Plan would allow EU researchers to move more easily

THERE is over €10 billion a year available in the EU for researchers, but often the best and brightest find it easier to move to the US than stay in Europe.

Máire Geoghegan Quinn, the EU’s commissioner for research and innovation, wants to know why. With this in mind, she has launched some research of her own with a view to enticing people to work closer to home.

The potential is there for 3.7 million jobs and an €800bn boost to the EU’s GDP.

“This is the kind of growth and jobs we desperately need,” Ms Geoghegan Quinn said, adding that Europe faced an innovation emergency.

While many of the borders in the EU have been broken down, making it easier for tourists and workers to travel and find jobs in any of the 27 states, she said research and innovation are still locked behind national boundaries.

“It is unacceptable that it is often more attractive and easier for our top scientists to cross the Atlantic than to move across the EU.

“We want those involved in the research community to tell us what they need, so we can work to tear down what amounts to serious barriers to growth and jobs.”

The commissioner wants to create a borderless European research area by 2014 when the EU’s next research budget will come on stream.
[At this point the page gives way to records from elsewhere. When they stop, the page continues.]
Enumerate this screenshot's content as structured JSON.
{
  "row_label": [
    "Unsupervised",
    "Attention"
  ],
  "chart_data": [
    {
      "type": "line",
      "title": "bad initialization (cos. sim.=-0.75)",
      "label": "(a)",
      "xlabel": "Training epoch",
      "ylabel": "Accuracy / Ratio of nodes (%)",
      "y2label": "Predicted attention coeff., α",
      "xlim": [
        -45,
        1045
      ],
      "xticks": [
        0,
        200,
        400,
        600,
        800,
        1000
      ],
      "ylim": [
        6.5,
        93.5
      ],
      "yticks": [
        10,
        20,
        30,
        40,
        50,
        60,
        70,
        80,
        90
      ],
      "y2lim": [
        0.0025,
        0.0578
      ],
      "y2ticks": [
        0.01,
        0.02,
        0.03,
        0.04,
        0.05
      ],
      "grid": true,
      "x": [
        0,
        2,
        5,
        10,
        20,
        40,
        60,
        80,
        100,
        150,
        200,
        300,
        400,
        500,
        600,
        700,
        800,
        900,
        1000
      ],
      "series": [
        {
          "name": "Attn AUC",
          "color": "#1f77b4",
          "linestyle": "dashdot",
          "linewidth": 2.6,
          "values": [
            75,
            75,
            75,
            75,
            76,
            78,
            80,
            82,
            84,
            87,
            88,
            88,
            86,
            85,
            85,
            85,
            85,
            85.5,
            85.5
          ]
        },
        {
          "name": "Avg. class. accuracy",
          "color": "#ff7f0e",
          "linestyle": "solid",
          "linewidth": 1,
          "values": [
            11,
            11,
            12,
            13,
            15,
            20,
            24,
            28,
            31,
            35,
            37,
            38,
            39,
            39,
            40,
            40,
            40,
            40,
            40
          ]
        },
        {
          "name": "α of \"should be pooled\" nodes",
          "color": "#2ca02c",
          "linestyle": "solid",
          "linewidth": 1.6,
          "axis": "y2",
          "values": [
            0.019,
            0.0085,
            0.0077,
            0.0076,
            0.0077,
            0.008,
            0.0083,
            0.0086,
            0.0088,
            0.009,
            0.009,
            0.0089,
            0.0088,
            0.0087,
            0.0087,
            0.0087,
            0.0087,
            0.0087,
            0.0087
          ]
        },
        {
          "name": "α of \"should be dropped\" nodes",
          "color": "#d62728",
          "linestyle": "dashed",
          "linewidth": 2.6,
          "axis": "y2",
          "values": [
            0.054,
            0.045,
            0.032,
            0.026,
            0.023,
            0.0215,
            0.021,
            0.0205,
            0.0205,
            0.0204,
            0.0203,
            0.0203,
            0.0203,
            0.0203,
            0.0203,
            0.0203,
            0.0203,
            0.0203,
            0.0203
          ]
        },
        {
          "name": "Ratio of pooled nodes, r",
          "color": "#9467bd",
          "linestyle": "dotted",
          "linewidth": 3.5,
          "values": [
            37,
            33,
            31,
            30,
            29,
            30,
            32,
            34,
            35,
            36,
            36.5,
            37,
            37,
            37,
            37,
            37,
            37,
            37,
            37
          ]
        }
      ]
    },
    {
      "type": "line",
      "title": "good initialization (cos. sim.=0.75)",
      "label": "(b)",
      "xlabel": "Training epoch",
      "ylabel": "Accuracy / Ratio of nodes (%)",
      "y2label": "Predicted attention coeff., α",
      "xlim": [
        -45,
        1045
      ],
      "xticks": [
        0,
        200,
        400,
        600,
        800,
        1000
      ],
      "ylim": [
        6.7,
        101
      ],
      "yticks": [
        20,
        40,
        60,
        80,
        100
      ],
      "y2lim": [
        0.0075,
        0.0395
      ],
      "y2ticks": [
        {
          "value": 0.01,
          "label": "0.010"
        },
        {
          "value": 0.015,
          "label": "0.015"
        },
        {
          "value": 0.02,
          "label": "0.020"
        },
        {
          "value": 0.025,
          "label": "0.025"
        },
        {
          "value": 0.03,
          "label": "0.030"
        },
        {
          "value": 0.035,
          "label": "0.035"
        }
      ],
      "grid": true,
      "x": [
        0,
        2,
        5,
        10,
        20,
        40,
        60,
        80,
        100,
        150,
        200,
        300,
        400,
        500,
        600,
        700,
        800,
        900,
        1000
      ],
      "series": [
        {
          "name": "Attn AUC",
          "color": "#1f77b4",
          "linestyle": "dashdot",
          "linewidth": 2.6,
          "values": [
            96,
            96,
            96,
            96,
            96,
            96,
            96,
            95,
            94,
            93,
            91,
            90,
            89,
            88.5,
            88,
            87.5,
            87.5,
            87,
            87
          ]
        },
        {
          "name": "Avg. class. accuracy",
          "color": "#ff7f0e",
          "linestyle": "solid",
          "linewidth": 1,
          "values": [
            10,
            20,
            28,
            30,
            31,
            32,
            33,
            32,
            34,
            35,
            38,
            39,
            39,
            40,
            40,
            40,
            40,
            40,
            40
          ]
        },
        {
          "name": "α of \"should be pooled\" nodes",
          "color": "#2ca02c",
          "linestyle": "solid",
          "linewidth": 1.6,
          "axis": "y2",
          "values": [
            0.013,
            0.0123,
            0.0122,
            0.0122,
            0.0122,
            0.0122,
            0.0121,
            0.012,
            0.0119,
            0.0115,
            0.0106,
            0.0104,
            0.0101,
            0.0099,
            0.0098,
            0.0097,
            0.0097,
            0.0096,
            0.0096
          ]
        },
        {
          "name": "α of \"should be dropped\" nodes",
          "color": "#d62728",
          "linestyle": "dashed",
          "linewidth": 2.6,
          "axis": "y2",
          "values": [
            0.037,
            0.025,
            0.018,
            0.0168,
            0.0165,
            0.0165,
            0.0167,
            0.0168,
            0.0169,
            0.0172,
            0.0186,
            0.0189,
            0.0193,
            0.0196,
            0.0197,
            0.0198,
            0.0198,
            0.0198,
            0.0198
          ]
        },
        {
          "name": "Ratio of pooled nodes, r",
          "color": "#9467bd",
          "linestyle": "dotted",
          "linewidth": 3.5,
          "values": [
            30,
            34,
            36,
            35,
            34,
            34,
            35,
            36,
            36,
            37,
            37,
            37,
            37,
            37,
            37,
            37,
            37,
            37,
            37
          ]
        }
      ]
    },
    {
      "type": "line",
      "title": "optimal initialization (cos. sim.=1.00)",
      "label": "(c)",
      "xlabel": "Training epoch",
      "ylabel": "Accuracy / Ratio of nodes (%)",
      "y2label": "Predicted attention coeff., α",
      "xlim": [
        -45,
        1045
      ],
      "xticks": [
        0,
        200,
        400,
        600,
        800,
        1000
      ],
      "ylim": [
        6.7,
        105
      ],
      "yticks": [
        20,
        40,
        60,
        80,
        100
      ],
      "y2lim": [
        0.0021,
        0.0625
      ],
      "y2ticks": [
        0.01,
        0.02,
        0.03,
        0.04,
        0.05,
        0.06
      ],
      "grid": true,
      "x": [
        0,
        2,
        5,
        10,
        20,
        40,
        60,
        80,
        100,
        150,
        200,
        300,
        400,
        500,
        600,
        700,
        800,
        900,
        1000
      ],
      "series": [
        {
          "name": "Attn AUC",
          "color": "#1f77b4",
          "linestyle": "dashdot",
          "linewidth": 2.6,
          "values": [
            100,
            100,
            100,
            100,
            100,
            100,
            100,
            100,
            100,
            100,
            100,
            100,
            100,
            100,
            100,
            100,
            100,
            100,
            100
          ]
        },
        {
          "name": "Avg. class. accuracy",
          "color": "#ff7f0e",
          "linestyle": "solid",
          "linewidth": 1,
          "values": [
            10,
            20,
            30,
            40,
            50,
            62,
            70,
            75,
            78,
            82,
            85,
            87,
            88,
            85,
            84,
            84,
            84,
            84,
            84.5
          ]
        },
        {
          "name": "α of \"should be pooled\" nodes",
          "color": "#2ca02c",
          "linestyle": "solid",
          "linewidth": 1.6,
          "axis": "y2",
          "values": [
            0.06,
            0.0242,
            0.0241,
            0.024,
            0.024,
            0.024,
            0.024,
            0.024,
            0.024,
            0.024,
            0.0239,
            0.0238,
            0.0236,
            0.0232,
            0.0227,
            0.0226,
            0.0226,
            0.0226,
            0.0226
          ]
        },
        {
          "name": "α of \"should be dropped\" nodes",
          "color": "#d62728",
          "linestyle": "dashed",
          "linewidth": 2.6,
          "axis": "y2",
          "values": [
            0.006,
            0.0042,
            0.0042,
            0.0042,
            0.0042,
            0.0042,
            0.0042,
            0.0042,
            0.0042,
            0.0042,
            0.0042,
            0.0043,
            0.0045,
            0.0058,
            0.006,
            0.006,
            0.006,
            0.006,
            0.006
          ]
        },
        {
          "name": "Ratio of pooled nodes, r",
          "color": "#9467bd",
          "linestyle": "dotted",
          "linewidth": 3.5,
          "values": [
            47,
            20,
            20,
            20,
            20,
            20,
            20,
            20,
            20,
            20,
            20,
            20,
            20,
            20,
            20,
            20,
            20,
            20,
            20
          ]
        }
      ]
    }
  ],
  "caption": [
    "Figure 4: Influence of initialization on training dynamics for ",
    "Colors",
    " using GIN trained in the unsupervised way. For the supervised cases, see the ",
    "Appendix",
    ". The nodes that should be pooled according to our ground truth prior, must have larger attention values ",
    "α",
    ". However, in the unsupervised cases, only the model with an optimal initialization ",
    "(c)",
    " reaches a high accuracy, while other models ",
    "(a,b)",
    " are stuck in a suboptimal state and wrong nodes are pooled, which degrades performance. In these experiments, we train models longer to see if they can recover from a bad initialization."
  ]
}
It should mean it is easier not just for researchers to move around the EU but also to allow ideas to flow.

“We should have free circulation of researchers, students, scientists and university teaching staff. It should make it easier for a good researcher in a small university or research centre in one of Europe’s less developed regions to collaborate and co-operate with others across Europe on high-level research.”

The research area would play a major role in the EU’s future research strategy, for which the Commission hopes to have €80bn available for the years 2014 to 2020 — together with increased investment by member states and business amounting to 3% of the region’s GDP by 2020.